Jusqu’à cinq heures, il guetta les Borains. Puis, il s’aperçut que la Compagnie avait eu la malignité de les faire coucher au Voreux. La descente commençait, les quelques grévistes du coron des Deux-Cent-Quarante, postés en éclaireurs, hésitaient à prévenir les camarades. Ce fut lui qui les avertit du bon tour, et ils partirent en courant, tandis qu’il attendait derrière le terri, sur le chemin de halage. Six heures sonnèrent, le ciel terreux pâlissait, s’éclairait d’une aube rougeâtre, lorsque l’abbé Ranvier déboucha d’un sentier, avec sa soutane relevée sur ses maigres jambes. Chaque lundi, il allait dire une messe matinale à la chapelle d’un couvent, de l’autre côté de la fosse.

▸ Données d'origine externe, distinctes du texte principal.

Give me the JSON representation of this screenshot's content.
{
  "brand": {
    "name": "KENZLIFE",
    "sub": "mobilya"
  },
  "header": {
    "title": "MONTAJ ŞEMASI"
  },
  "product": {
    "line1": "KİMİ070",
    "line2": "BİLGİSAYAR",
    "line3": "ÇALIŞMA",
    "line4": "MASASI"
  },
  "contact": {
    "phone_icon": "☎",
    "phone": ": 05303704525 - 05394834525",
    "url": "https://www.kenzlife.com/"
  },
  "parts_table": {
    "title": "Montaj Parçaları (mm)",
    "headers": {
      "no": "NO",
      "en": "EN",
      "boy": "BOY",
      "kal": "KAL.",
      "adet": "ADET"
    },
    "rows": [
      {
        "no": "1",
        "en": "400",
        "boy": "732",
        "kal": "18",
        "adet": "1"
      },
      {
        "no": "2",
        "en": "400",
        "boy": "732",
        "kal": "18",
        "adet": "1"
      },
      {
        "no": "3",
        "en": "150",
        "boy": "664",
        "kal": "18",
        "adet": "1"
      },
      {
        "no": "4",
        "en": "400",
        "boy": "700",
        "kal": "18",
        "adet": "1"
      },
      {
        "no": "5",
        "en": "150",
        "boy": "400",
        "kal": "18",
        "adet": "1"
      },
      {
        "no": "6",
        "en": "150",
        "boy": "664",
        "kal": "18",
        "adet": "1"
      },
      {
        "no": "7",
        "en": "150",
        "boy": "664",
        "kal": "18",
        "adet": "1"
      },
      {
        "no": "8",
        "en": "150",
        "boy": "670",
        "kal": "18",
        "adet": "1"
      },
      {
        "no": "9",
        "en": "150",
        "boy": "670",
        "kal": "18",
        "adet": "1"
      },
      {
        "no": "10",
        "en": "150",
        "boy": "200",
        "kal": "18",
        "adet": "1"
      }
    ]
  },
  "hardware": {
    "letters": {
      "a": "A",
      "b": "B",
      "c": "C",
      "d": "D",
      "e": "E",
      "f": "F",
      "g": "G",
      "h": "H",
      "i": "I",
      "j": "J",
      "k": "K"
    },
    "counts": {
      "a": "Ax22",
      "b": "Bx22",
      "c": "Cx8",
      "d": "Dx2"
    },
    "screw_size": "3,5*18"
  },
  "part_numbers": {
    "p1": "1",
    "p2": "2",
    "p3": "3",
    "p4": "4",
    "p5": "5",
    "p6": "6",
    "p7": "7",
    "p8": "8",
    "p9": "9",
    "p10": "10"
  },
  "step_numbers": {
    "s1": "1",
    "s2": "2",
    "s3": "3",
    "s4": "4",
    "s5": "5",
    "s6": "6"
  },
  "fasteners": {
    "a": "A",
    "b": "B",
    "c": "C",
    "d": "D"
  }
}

— Bonjour, mon ami, cria-t-il d’une voix forte, après avoir dévisagé le jeune homme de ses yeux de flamme.

Mais Étienne ne répondit pas. Au loin, entre les tréteaux du Voreux, il venait de voir passer une femme, et il s’était précipité, pris d’inquiétude, car il avait cru reconnaître Catherine.

Depuis minuit, Catherine battait le dégel des routes. Chaval, en rentrant et en la trouvant couchée, l’avait mise debout d’un soufflet. Il lui criait de passer tout de suite par la porte, si elle ne voulait pas sortir par la fenêtre ; et, pleurante, vêtue à peine, meurtrie de coups de pied dans les jambes, elle avait dû descendre, poussée dehors d’une dernière claque. Cette séparation brutale l’étourdissait, elle s’était assise sur une borne, regardant la maison, attendant toujours qu’il la rappelât ; car ce n’était pas possible, il la guettait, il lui dirait de remonter, quand il la verrait grelotter ainsi, abandonnée, sans personne pour la recueillir.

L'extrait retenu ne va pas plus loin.